Fox News e New York Post, dois dos principais veículos conservadores americanos controlados pelo magnata Rupert Murdoch, se distanciaram de Donald Trump nas últimas horas pela primeira vez desde seu triunfo em 2016, o que pode antecipar uma mudança de rumo.

“Fox News sucks!” – “Fox News é uma merda!” – gritaram alguns apoiadores do presidente americano na quinta-feira à noite em Phoenix (Arizona), furiosos com a rede de televisão considerada por cinco anos como aliada inabalável de Trump.

O anúncio precoce da vitória do democrata Joe Biden no Arizona na noite de terça-feira foi o divisor de águas. A equipe de Trump pediu à rede que se retratasse, sem sucesso, enquanto outros meios de comunicação se abstinham de declarar um vencedor, à espera do fim da contagem dos votos neste estado decisivo.

Desde então, a Fox News tratou com prudência as alegações por parte do campo de Trump e do próprio presidente de fraude eleitoral, sem evidências.

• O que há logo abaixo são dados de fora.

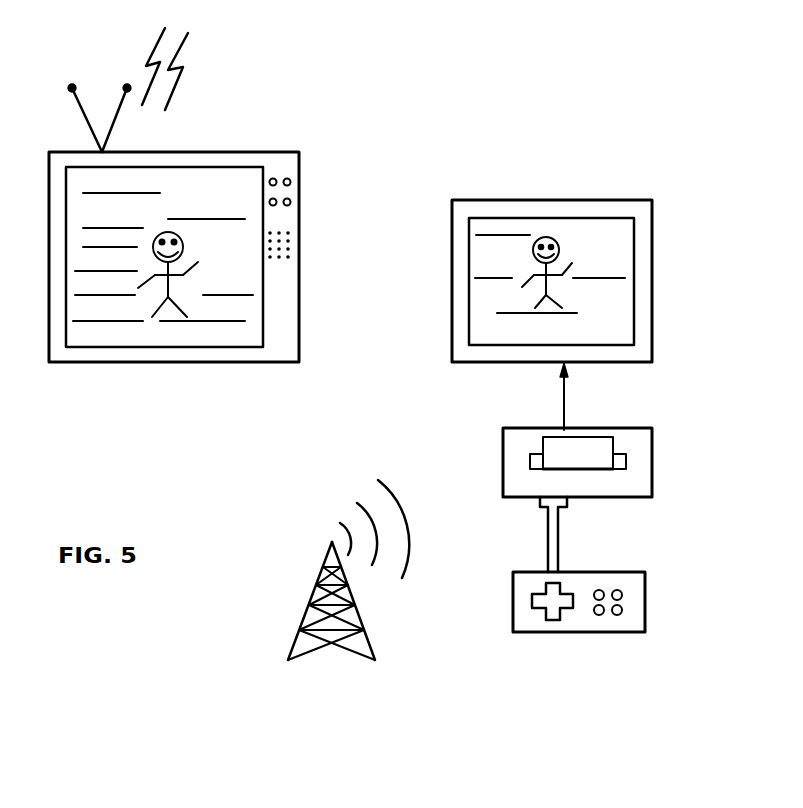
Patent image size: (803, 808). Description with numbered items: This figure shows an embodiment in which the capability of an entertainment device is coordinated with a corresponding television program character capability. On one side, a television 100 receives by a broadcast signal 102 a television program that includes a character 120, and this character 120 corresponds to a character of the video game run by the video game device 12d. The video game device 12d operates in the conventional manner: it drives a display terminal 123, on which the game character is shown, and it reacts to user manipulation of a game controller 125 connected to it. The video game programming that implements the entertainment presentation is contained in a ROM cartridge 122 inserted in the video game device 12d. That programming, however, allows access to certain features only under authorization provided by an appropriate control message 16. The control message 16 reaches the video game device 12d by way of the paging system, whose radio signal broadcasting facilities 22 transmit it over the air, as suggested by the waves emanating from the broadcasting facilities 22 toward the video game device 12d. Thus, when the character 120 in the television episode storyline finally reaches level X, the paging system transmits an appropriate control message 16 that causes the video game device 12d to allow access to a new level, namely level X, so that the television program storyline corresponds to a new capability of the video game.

The television 100 is at (298, 162).
The broadcast signal 102 is at (187, 50).
The character 120 is at (186, 243).
The display terminal 123 is at (653, 330).
The ROM cartridge 122 is at (605, 448).
The video game device 12d is at (610, 458).
The game controller 125 is at (647, 603).
The control message 16 is at (453, 497).
The radio signal broadcasting facilities 22 is at (295, 640).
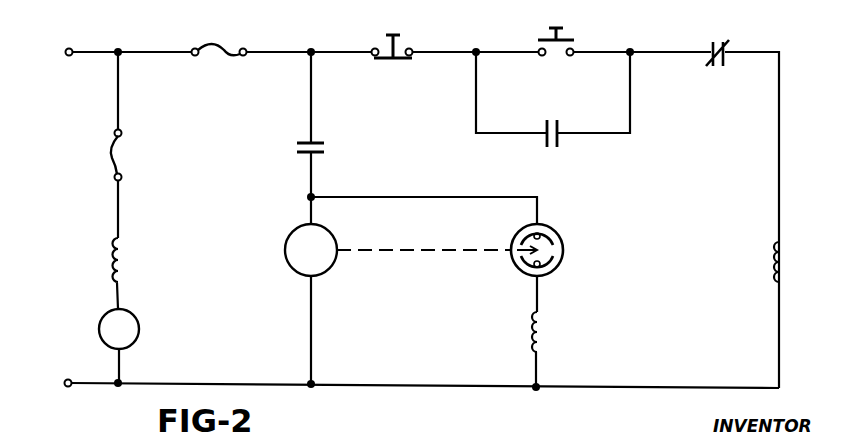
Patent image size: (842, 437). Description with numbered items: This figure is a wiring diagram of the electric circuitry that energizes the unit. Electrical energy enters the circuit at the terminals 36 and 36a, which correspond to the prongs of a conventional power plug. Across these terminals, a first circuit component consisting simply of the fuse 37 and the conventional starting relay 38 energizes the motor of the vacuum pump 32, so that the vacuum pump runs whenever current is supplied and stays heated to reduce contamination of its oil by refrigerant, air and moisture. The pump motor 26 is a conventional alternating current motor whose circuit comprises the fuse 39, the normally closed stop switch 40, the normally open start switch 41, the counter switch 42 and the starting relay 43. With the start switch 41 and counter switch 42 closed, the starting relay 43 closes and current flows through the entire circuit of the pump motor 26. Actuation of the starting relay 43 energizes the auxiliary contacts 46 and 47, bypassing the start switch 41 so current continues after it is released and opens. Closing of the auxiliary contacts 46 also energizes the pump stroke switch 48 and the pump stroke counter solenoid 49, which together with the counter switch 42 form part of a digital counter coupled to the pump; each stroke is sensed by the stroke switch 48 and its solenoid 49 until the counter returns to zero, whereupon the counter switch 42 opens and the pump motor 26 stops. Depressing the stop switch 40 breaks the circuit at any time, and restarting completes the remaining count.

The terminal 36 is at (66, 51).
The terminal 36a is at (65, 380).
The fuse 37 is at (110, 155).
The starting relay 38 is at (110, 259).
The vacuum pump 32 is at (98, 330).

“Nós simplesmente não vimos isso”, disse na sexta-feira Bret Baier, o jornalista político mais bem conceituado da rede. “Eles não nos mostraram nada”.

Muitos se perguntam se a Fox News está abandonando Trump depois de contribuir para sua vitória surpresa em 2016.

Jeffrey McCall, professor de comunicação da Universidade DePauw, lembra que a Fox News sempre foi uma rede de duas caras.

Por um lado, apresentadores estrela, mais editorialistas do que jornalistas, ultraconservadores e, por outro, uma redação claramente mais comedida.

Muitos jornalistas da Fox, como o moderador do primeiro debate presidencial Chris Wallace, são reconhecidos por seu profissionalismo.

Entre os editorialistas, o astro da rede, Sean Hannity, muito próximo de Trump, avaliou na quinta-feira que “os americanos têm razão em desconfiar (…), em não acreditar na legitimidade dos resultados”.

Para McCall, o tratamento a Trump nos últimos dias e o anúncio antecipado da vitória de Biden no Arizona apontam para “os esforços da Fox News para funcionar da forma mais independente possível dos editorialistas”.

Mas de acordo com Reece Peck, autor de “Fox Populism”, um livro sobre a Fox News, essa distância “pode levá-la a perder audiência e incitá-la a ir para outra rede, como a OAN”, a nova pequena rede de notícias que apoia abertamente Trump.

Por trás dessa rede, cuja audiência bateu recordes para uma rede a cabo, com 14,1 milhões de telespectadores na noite da eleição, está o magnata Rupert Murdoch.

Conhecido por suas opiniões conservadoras, estaria há vários meses acostumado com a ideia de uma vitória de Biden, de acordo com o site Daily Beast.

No entanto, “não vejo a família Murdoch ligando para a redação para explicar a Bret Baier como cobrir esta ou aquela história”, esclarece McCall.

– Ventos políticos –

A outra criatura do bilionário octogenário nos Estados Unidos, o tablóide New York Post, poderia ser “um reflexo mais confiável das opiniões de Murdoch”, estima Peck.

Para ele, o magnata “exerce muito mais controle” sobre o Post do que sobre a Fox News.

Enquanto a contagem de votos continua e o anúncio de um vencedor da eleição presidencial não vem, o New York Post não repercutiu nenhuma das teorias de Trump sobre supostas manipulações eleitorais.

No entanto, alguns dias atrás, manobrava com queixas feitas por pessoas próximas a Trump contra o filho de Biden, Hunter.

Na sexta-feira, duas colunas de opinião reconheceram que Trump seria possivelmente derrotado, um cenário que o presidente se recusa a admitir.

“Às vezes você pode sentir como Murdoch entende para onde estão indo os ventos políticos”, diz Reece Peck, professor da Universidade da Cidade de Nova York (CUNY).

Biden é um daqueles democratas moderados que ele poderia tolerar.

“Biden não assusta muito a mídia empresarial americana”, explica Peck.

Embora os jornalistas da Fox News pareçam ter assumido o comando por enquanto, os editorialistas famosos como Sean Hannity e Tucker Carlson continuam sendo a chave para o público e o faturamento da rede, lembra McCall.

Com ou sem Trump, a Fox News continuará a ser um contrapeso para a mídia próxima aos democratas, diz. E ainda pode ser o destino automático de milhões de telespectadores conservadores.